Das Reiskorn

Teil IX – Loblied auf die Ärzteschaft | März 17, 2010

Ich hätte gern ein T-Shirt, auf dem steht: „Ich wurde mit Nadeln penetriert, vermessen und verstrahlt…“ und auf dessen Rückseite zu lesen ist „… und habe dafür auch noch bezahlt.“ – Ob es sich bei dieser Trophäe dann um zur Schaustellung idiotischen Heldenmutes oder heldenmutiger Idiotie handelt, sei dem Leser selbst überlassen.

Es beginnt damit, dass der Bus, welcher uns am Montag Morgen deportieren soll Verspätung hat. Über die obskuren Wege, über die an diesem Ort Informationen laufen, hat sich immerhin das Gerücht verbreitet, die Abfahrt würde eine halbe Stunde später erfolgen, wir warten somit nicht ins Blaue hinein. Wir, das sind neben meiner Person noch alle neuen Franzosen, der Spanier und ganz, ganz viele Chinesen. Alles in allem so viele, dass eine Auswahl Glücklicher den Transport über mit Stehplätzen im Gang Vorlieb nehmen muss. Mir bleibt das erspart und so nutze ich meine privilegierte Stellung um von meiner Nachbarschaft das zu sehen, was mir bei Reisen mit der U-Bahn (kann man mit der U-Bahn reisen? Ich finde schon, dass die 2 Stunden nach Seoul gut und gerne als Reise durchgehen – immerhin ist man zum Beispiel aus Chemnitz weit fixer in Leipzig oder Dresden) sonst verborgen bleibt. So viel Platz nur vollgestellt mit Immobiliengerümpel und trotzdem ziehen sie es vor neues Land aufzuschütten, anstatt das alte platzsparend zu bebauen. Ich möchte ja gerne glauben, dass man die Möglichkeit eines steigenden Meeresspiegels bereits mit einbezogen hat, nur kann ich mich des Gedankens nicht erwehren, dass Stadtplanung hier eher nach italienischem Vorbild erfolgt und Geld weitaus bestimmender ist als gesunder Menschenverstand.

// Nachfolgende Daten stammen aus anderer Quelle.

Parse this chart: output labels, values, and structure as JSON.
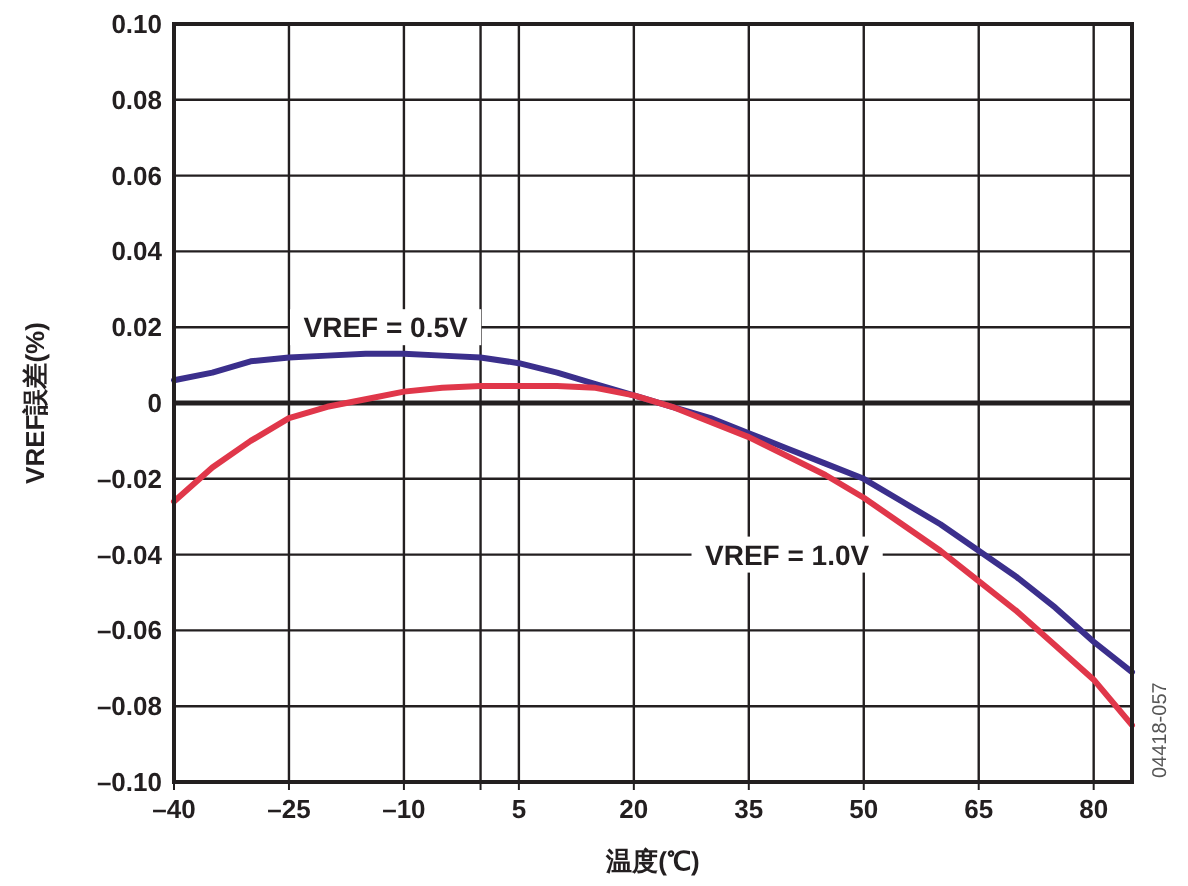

Der Versuch sich die Strecke einzuprägen scheitert kläglich und nach einer Stunde Fahrt erreichen wir, unwissend unseres genauen Aufenthaltsortes, das Krankenhaus. Da das hier kein normaler Arztbesuch ist sondern mehr ein Behördengang hält man uns zunächst zum Warten, dann zum Ausfüllen von Formularen, die wir nicht lesen können, dann wieder zum Warten, dann umgerechnet ca. 22 Euro zu Blechen und dann erneut zu Warten an. Langsam geht es auf Zwölf zu und wir haben alle noch nichts gegessen, da von uns ein Erscheinen im nüchternen Zustand verlangt wurde. Irgendwann dürfen wir doch noch Schlange stehen. Das eigentliche Arztgespräch ist besonders lächerlich, einfach beharrlich den Kopf schütteln und egal was die Frage ist, immer verneinen. Nein, alles nie gehabt und nie genommen. Nebenan nimmt ein anderer Weißkittel Blutproben im Minutentakt, aber vorher drückt man mit noch einen kleinen Pappbecher in die Hand. Der ist leer und ich soll auch nicht daraus trinken. Spätestens jetzt fangen die Ersten meiner Begleiter an zu zittern, in nebliger Erinnerung daran, was sie sich daheim noch alles einverleibt haben. Final schenke ich ihnen noch eine Aufnahme der Innereien meines Brustkorbs.

Im Krankenhaus etwas Essbares zu Erjagen zu wollen stellt sich als nicht machbar heraus, bevor uns der Bus wieder alle aufliest und wir die Rückreise ins Wohnheim antreten. Aus dem Regen in die Traufe könnte man sagen, wenn man sich das abstruse Regelgerüst anschaut mit dem ein von Unfähigkeit geschlagenes Personal versucht Herr über die Verschlagsbewohner zu werden. Ich will euch jedoch von meinem verbitterten Gezeter verschonen, bin ich doch zum einen den Regeln noch nicht zum Opfer gefallen und will ich euch doch bald ohne weitere Worte jenes Moralkorsett präsentieren, vor dem selbst katholische Mädchenschulen mit Ehrfurcht zurückweichen.


Veröffentlicht in Reise

1 Kommentar »

  1. Nachträglich alles Gute zum Geburtstag und keep up the good work! Schön zu lesen, was du da schreibst. Liebe Grüße aus dem frühlingshaften Thüringen!